The illustration will be used in a series of sex education materials produced by Mercy Memorial Foundation on the behalf of the Department of Health's (DOH) Bureau of Health Promotion (BHP), aimed at schoolchildren in grades five and six.
LOVE AND RESPECT
Even though the illustrations are simple cartoons, they are still inappropriate for children, said Yang Ke-ping (楊克平), president of the Cardinal Tien College of Healthcare and Management.
"There are things that separate human beings from animals," said Yang, "We should be teaching children about love and respect at that age, not sex."
Abstinence-only advocates, including some attendees at yesterday's news conference such as Yang and Rosa Marie Shiao (蕭慧瑛), the head of the abstinence education research and development department at Fu Jen Catholic University, previously spoke out against a sex-ed text aimed at junior high school students titled Youth Experts.
"The Youth Expert series was already in print when we found out about it," said Shiao, "but we still managed to stop it from reaching students."
TEACHERS' CHOICE
Deputy head of the BHP Wu Shiow-ing (吳秀英) defended the sex-ed series.
"The illustrations of sex acts appear in the teacher's edition of the material," she said, "the teacher can choose to present it to the children after giving them adequate context."
The series is aimed at fifth and sixth grade students, she said.
"By that time, many of the girls would have already gotten their periods," said Wu, "They are ready for this information."

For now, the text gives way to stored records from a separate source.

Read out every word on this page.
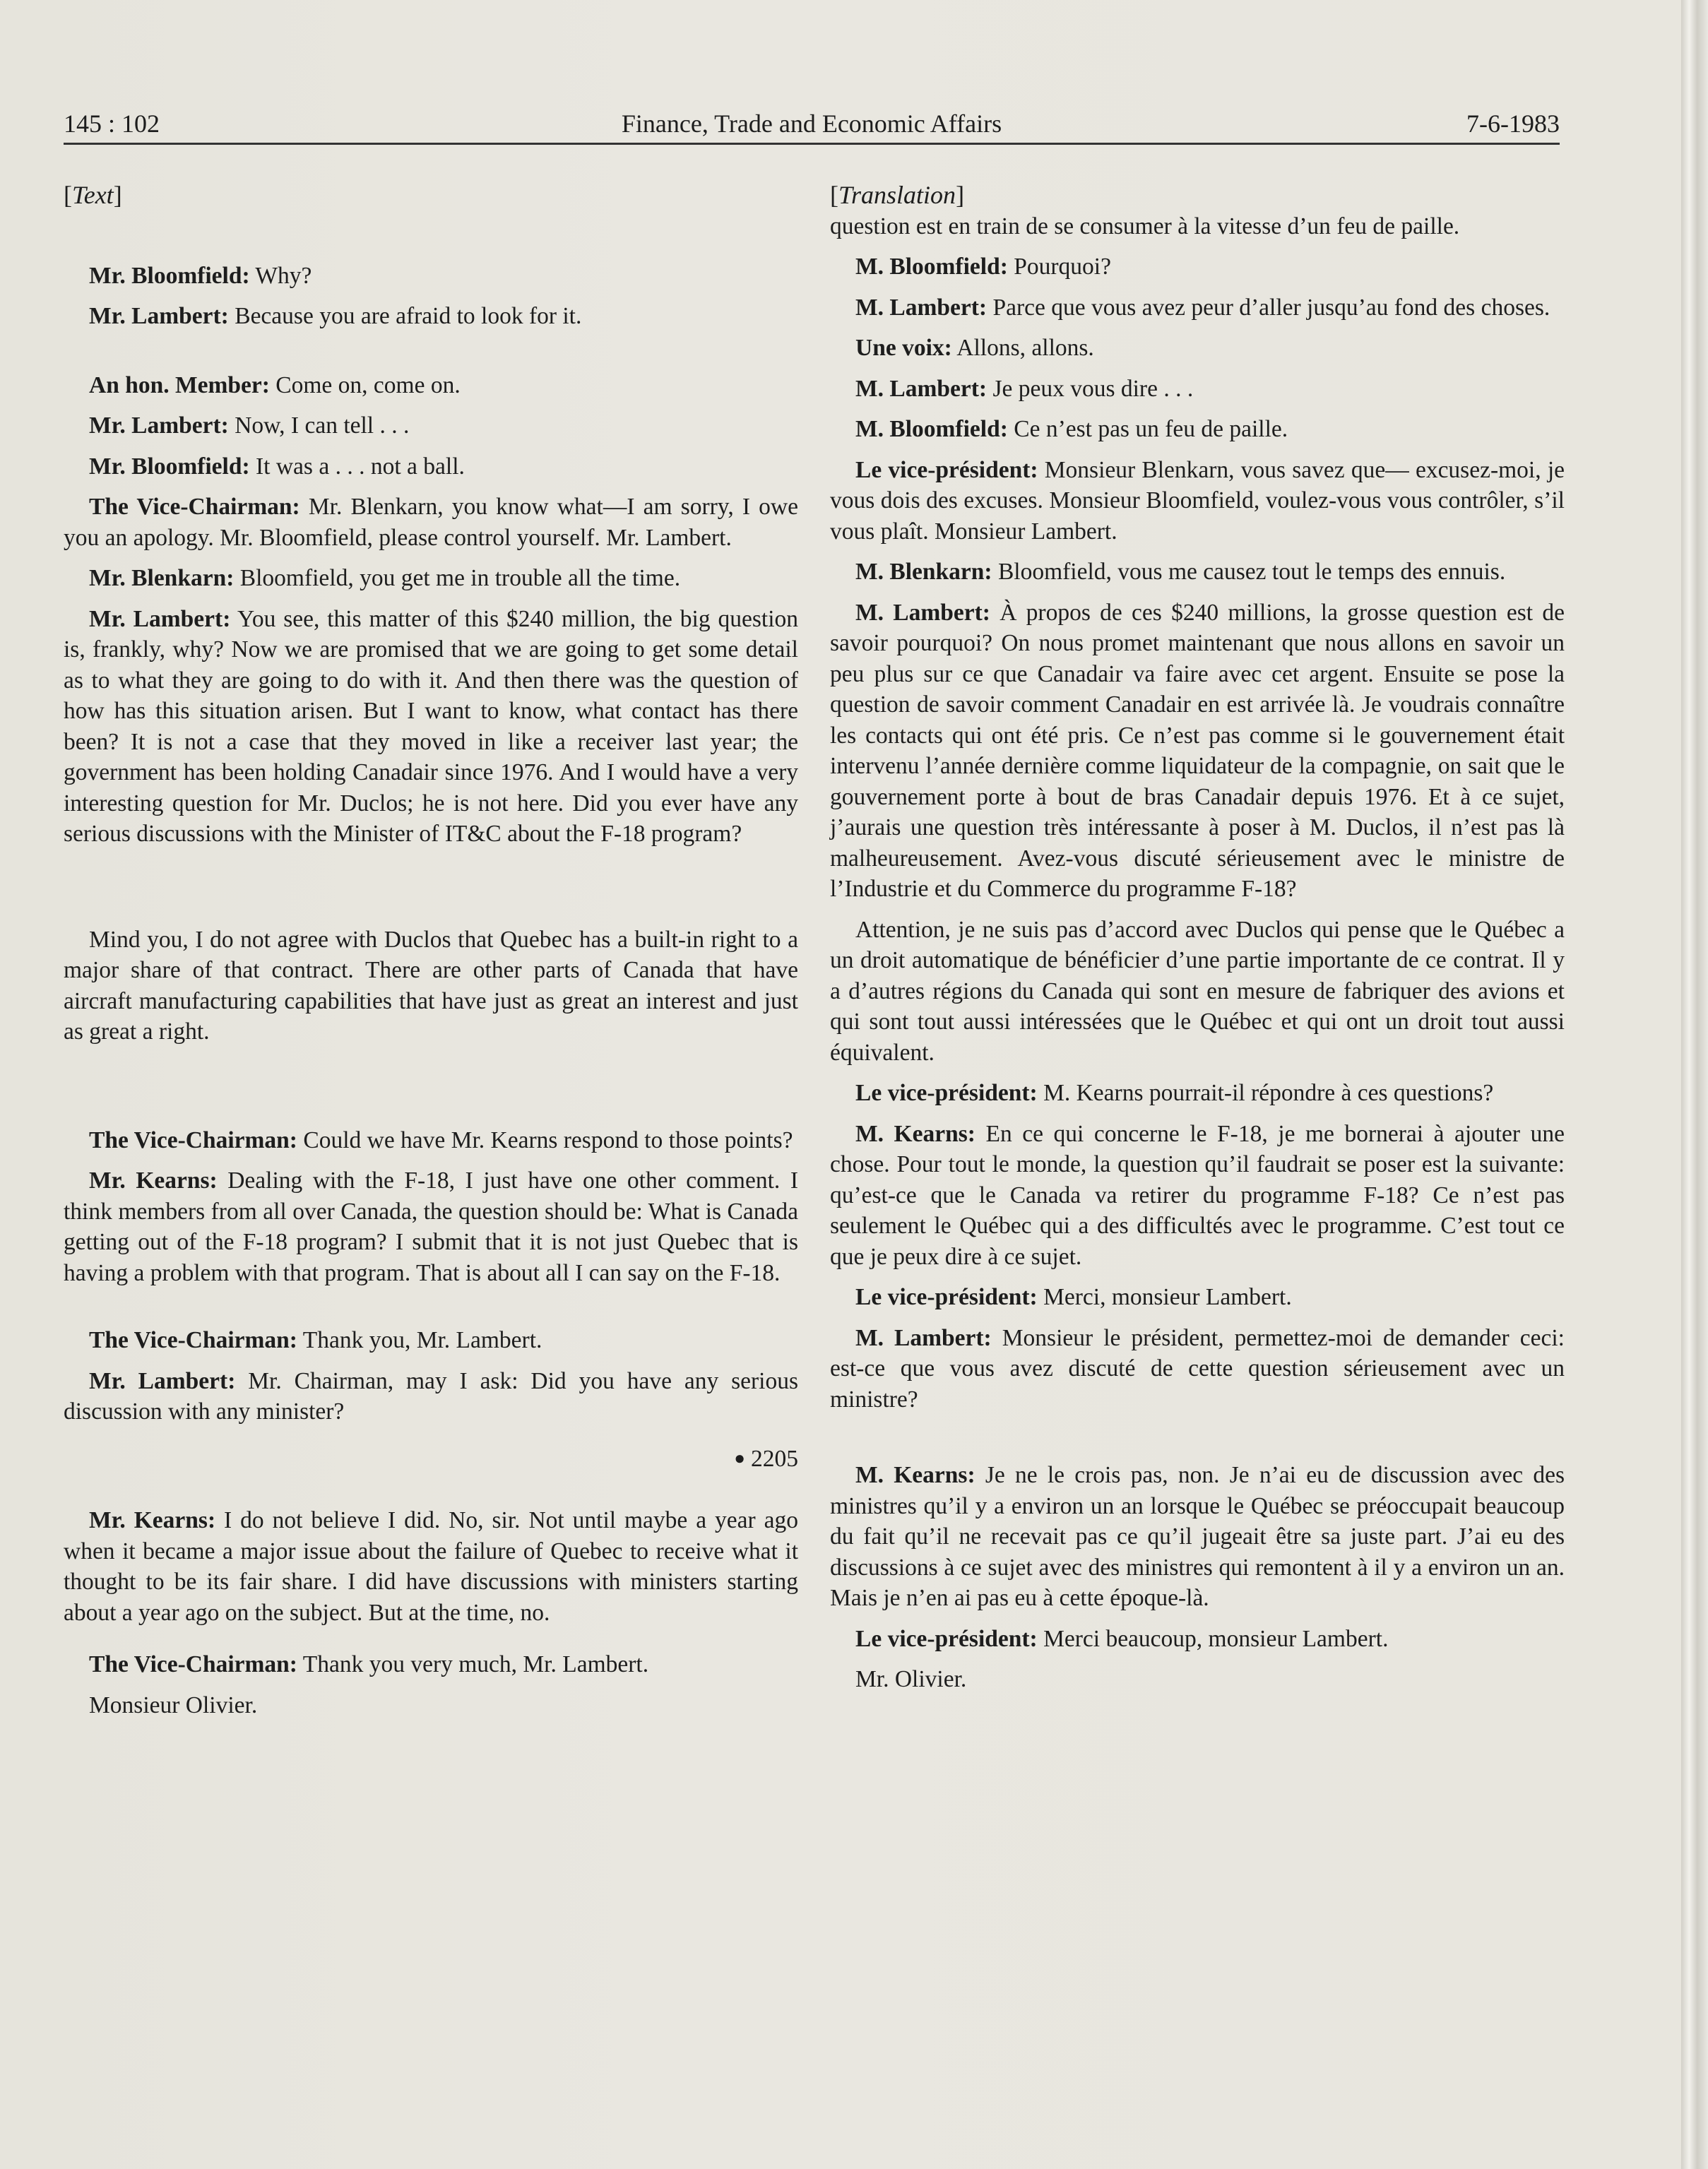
145 : 102	Finance, Trade and Economic Affairs	7-6-1983
[Text]

Mr. Bloomfield: Why?

Mr. Lambert: Because you are afraid to look for it.

An hon. Member: Come on, come on.

Mr. Lambert: Now, I can tell . . .

Mr. Bloomfield: It was a . . . not a ball.

The Vice-Chairman: Mr. Blenkarn, you know what—I am sorry, I owe you an apology. Mr. Bloomfield, please control yourself. Mr. Lambert.

Mr. Blenkarn: Bloomfield, you get me in trouble all the time.

Mr. Lambert: You see, this matter of this $240 million, the big question is, frankly, why? Now we are promised that we are going to get some detail as to what they are going to do with it. And then there was the question of how has this situation arisen. But I want to know, what contact has there been? It is not a case that they moved in like a receiver last year; the government has been holding Canadair since 1976. And I would have a very interesting question for Mr. Duclos; he is not here. Did you ever have any serious discussions with the Minister of IT&C about the F-18 program?

Mind you, I do not agree with Duclos that Quebec has a built-in right to a major share of that contract. There are other parts of Canada that have aircraft manufacturing capabilities that have just as great an interest and just as great a right.

The Vice-Chairman: Could we have Mr. Kearns respond to those points?

Mr. Kearns: Dealing with the F-18, I just have one other comment. I think members from all over Canada, the question should be: What is Canada getting out of the F-18 program? I submit that it is not just Quebec that is having a problem with that program. That is about all I can say on the F-18.

The Vice-Chairman: Thank you, Mr. Lambert.

Mr. Lambert: Mr. Chairman, may I ask: Did you have any serious discussion with any minister?

● 2205

Mr. Kearns: I do not believe I did. No, sir. Not until maybe a year ago when it became a major issue about the failure of Quebec to receive what it thought to be its fair share. I did have discussions with ministers starting about a year ago on the subject. But at the time, no.

The Vice-Chairman: Thank you very much, Mr. Lambert.

Monsieur Olivier.

[Translation]

question est en train de se consumer à la vitesse d’un feu de paille.

M. Bloomfield: Pourquoi?

M. Lambert: Parce que vous avez peur d’aller jusqu’au fond des choses.

Une voix: Allons, allons.

M. Lambert: Je peux vous dire . . .

M. Bloomfield: Ce n’est pas un feu de paille.

Le vice-président: Monsieur Blenkarn, vous savez que— excusez-moi, je vous dois des excuses. Monsieur Bloomfield, voulez-vous vous contrôler, s’il vous plaît. Monsieur Lambert.

M. Blenkarn: Bloomfield, vous me causez tout le temps des ennuis.

M. Lambert: À propos de ces $240 millions, la grosse question est de savoir pourquoi? On nous promet maintenant que nous allons en savoir un peu plus sur ce que Canadair va faire avec cet argent. Ensuite se pose la question de savoir comment Canadair en est arrivée là. Je voudrais connaître les contacts qui ont été pris. Ce n’est pas comme si le gouvernement était intervenu l’année dernière comme liquidateur de la compagnie, on sait que le gouvernement porte à bout de bras Canadair depuis 1976. Et à ce sujet, j’aurais une question très intéressante à poser à M. Duclos, il n’est pas là malheureusement. Avez-vous discuté sérieusement avec le ministre de l’Industrie et du Commerce du programme F-18?

Attention, je ne suis pas d’accord avec Duclos qui pense que le Québec a un droit automatique de bénéficier d’une partie importante de ce contrat. Il y a d’autres régions du Canada qui sont en mesure de fabriquer des avions et qui sont tout aussi intéressées que le Québec et qui ont un droit tout aussi équivalent.

Le vice-président: M. Kearns pourrait-il répondre à ces questions?

M. Kearns: En ce qui concerne le F-18, je me bornerai à ajouter une chose. Pour tout le monde, la question qu’il faudrait se poser est la suivante: qu’est-ce que le Canada va retirer du programme F-18? Ce n’est pas seulement le Québec qui a des difficultés avec le programme. C’est tout ce que je peux dire à ce sujet.

Le vice-président: Merci, monsieur Lambert.

M. Lambert: Monsieur le président, permettez-moi de demander ceci: est-ce que vous avez discuté de cette question sérieusement avec un ministre?

M. Kearns: Je ne le crois pas, non. Je n’ai eu de discussion avec des ministres qu’il y a environ un an lorsque le Québec se préoccupait beaucoup du fait qu’il ne recevait pas ce qu’il jugeait être sa juste part. J’ai eu des discussions à ce sujet avec des ministres qui remontent à il y a environ un an. Mais je n’en ai pas eu à cette époque-là.

Le vice-président: Merci beaucoup, monsieur Lambert.

Mr. Olivier.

The author of the book, Knudsen, said he is surprised that the use of material from his book, which was published in 1971 and has been translated into various languages, is generating controversy here in this country.
"If it is OK for Danish kids, why shouldn't it be OK for Taiwanese kids?" Knudsen told the Taipei Times. "I wrote the book for four-to-five-year-old kids because that is when they first start getting curious."